Americans Face Credit Hit as Student Debt Goes Delinquent Again
By Alex Tanzi, Bloomberg, 9/9/2024
MarketMinder’s View: A new Government Accountability Office report estimates that about 10 million borrowers (a quarter of the total) were behind on student debt payments as of the end of January, with two-thirds of them “seriously delinquent (more than three months behind). Though federal student loan bills resumed in October last year, the Biden administration’s “student loan on-ramp” meant borrowers’ credit score didn’t suffer if they were late on payments. But that grace period is now coming to an end. This article suggests the fallout could lead to higher delinquencies, reducing credit access for millions of households—which could weigh on consumer spending, new business starts and credit health more broadly. Yes, that could happen, and we don’t dismiss the challenges and hardships for those impacted. But from a broader investing perspective, this issue lacks the scale to bring widespread economic pain. For one, there are government programs that can help borrowers avoid default—this piece touches on some of them, which allows borrowers to lower their payments. We also think stress over delinquencies here is misplaced. Delinquencies among young people are rising, but they are doing so from relatively low levels. Today, the percentage of debt transitioning into serious delinquency is still well below that of the 2010s, when consumer spending and economic growth fared just fine (per the New York Fed).
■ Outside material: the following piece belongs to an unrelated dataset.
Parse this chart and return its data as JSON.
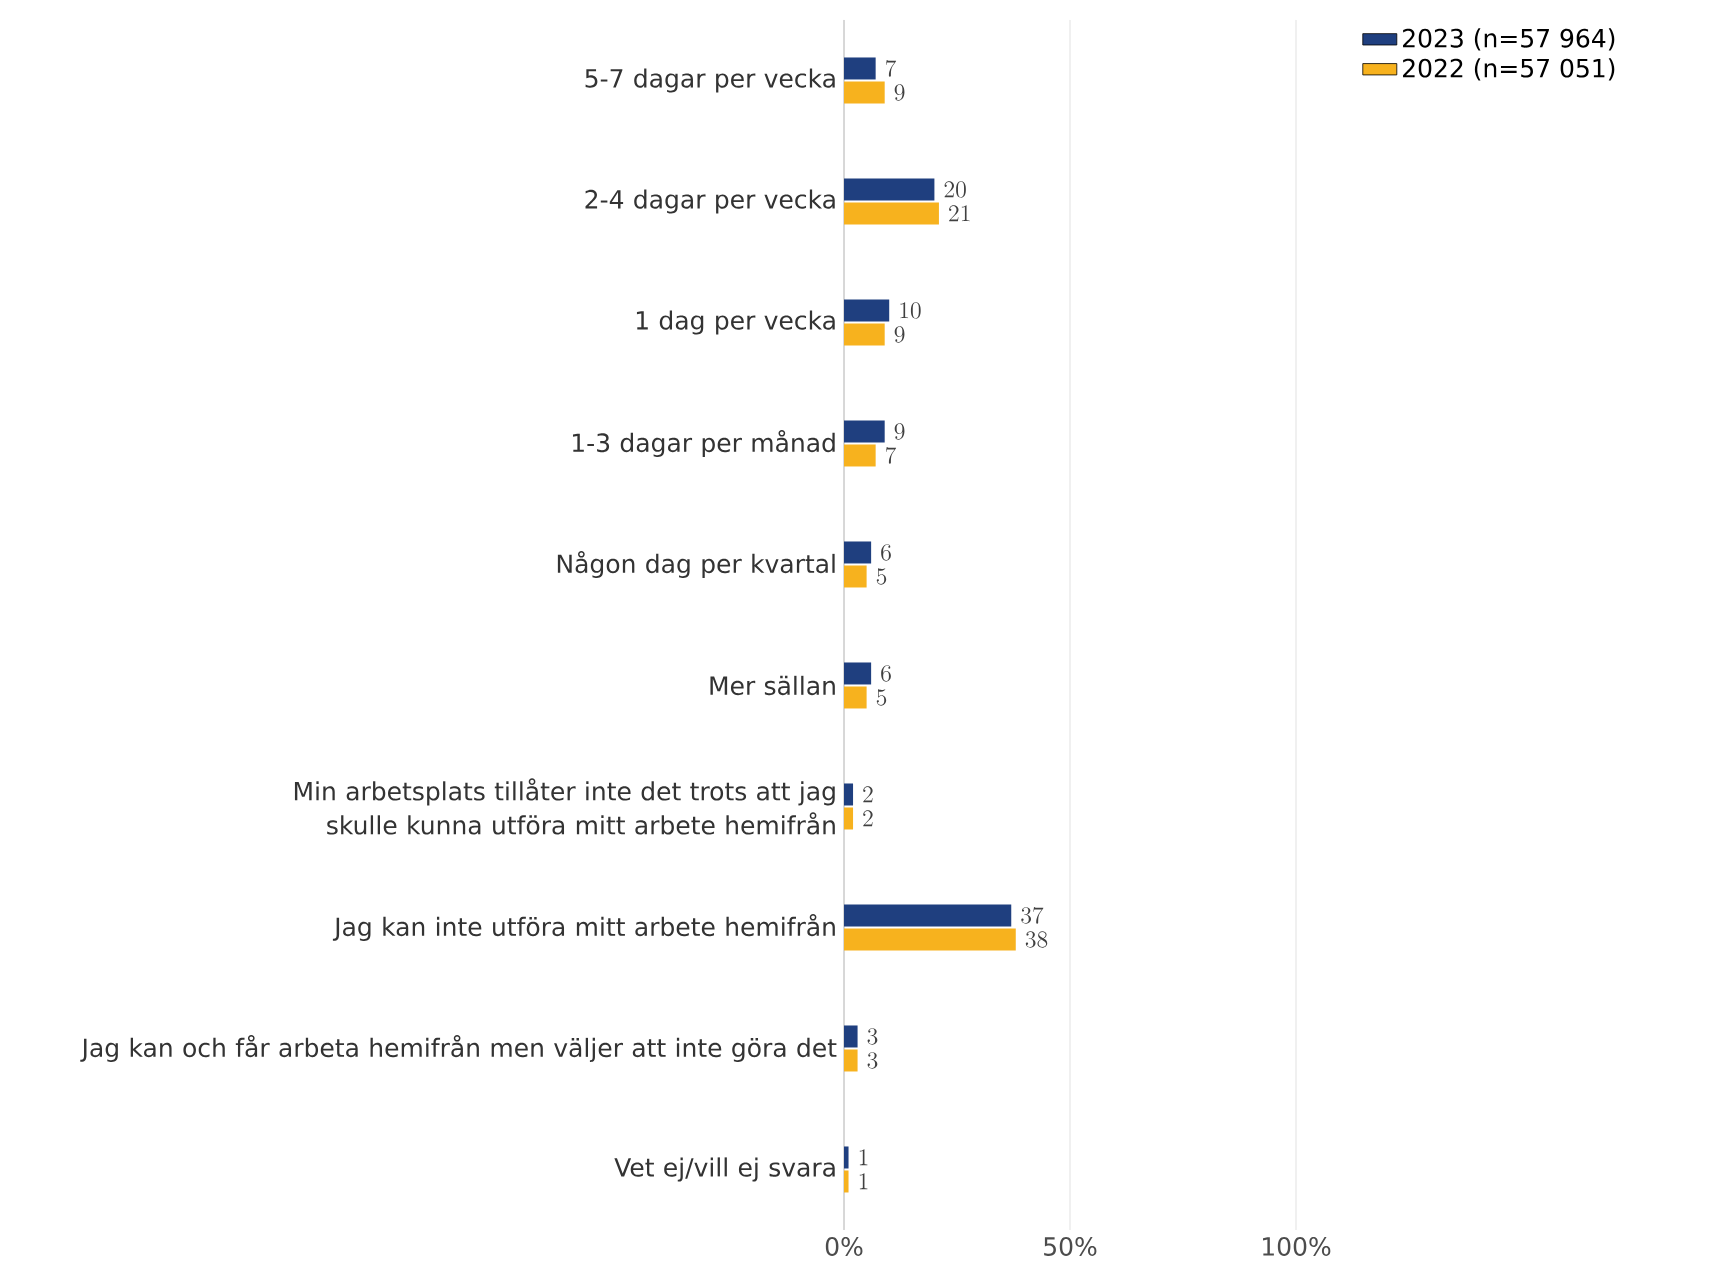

If it didn’t knock stocks then, we doubt it does now. Lastly, every aspect of this has been scheduled, widely watched and well known. The idea stocks haven’t pre-priced this already seems like a stretch to us.
Japan's Q2 GDP Growth Revised Down; Softer Consumption to Test BOJ Policy
By Satoshi Sugiyama, Reuters, 9/9/2024
MarketMinder’s View: Newly revised data highlight Japan’s ongoing domestic demand struggles, a long-running theme. “The country’s gross domestic product expanded by an annualised 2.9% in the April-June quarter from the previous three months, the Cabinet Office’s revised data showed on Monday, versus economists’ median forecast for 3.2% growth and a 3.1% rise in the preliminary estimate ... The capital expenditure component of GDP, a barometer of private demand-led strength, rose 0.8% in the second quarter, revised down from a 0.9% uptick in the initial estimate. Economists had estimated a 1.0% rise.” Now, none of this is new to forward-looking stocks, but the data can give investors more color on Japan’s issues. For years, a weak yen has weighed on households and domestically focused businesses (by increasing costs for things like imported fuel), and these numbers extend that longer-running trend. Whether the Bank of Japan’s recent but long-awaited policy shift spurs homegrown demand remains to be seen—we have our doubts—which suggests the country’s multinational corporations seemed poised to fare best, relatively speaking.